The human need to provide value

After arriving at the law firm, though, I found practicing corporate law to be a poor fit. It wasn’t because I wasn’t helping people or doing something noble. The problem for me was that my work felt fungible and pointless. I wasn’t creating any value. My reviewing documents was a transaction cost. Someone else could step in and take my place and the world would be exactly the same.

I left to co-found a startup, Stargiving.com, that used the Internet to help celebrities raise money more effectively for their favorite non-profits using sponsored clicks (think freerice.com but with celebrities offering to meet people who clicked on their cause). The company didn’t work out, I’m sure in part because I had little idea what I was doing. I went from there to a mobile software company and a health care software company, eventually becoming the CEO of Manhattan GMAT, a test prep company that was acquired by the Washington Post.

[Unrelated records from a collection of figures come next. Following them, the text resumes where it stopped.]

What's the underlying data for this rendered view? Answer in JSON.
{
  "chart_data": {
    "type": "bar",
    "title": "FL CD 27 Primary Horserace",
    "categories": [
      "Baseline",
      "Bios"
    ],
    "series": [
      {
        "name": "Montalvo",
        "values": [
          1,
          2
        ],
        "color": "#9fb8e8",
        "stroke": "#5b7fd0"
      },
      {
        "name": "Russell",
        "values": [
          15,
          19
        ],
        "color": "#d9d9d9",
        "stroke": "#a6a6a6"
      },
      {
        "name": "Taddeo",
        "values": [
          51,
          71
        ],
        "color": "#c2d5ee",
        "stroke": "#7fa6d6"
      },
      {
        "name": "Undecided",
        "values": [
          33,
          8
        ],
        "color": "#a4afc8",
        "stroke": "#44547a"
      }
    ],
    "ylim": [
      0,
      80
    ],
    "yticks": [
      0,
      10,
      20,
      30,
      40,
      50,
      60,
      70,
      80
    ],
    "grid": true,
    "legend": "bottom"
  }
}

I could say that these roles were about helping people (raising money for charities, making hospitals more efficient, helping young people achieve their goals, etc.). But that wasn’t why I did any of them. The important factor was that I thought I was making a difference to the organization each day. I just wanted to feel that my work mattered and that I was developing in a direction I wanted to go. It was less about the activity itself and more about what I was accomplishing.

At least for me, the metric was less about, “Am I helping people?” It was more, am I creating value? Am I having an impact? Do I value the people around me? Am I becoming a better person or professional over time? If I stopped showing up, would it matter? I founded Venture for America in large part to drive our talented young people to environments where they could answer these questions in a positive way. Venture for America channels enterprising graduates to early-stage companies in Detroit, Baltimore, New Orleans, St. Louis and other U.S. cities to promote job growth and train the next generation of entrepreneurs. Our goal is to help create 100,000 new U.S. jobs by 2025.

People who enlist for military service or devote their lives to the unfortunate are clearly worthy of praise and admiration. At the same time, military service isn’t a realistic option for everyone. I’ve seen tons of idealistic young people go work for large nonprofits and organizations, only to become frustrated with their roles or burnt out. In my view, if we broaden the notion of service to include ‘helping organizations succeed,’ ‘creating value,’ and ‘generating new opportunities for yourself and others,’ we’ll give many young people license to take on pursuits that are more sustainable for them and will drive society forward.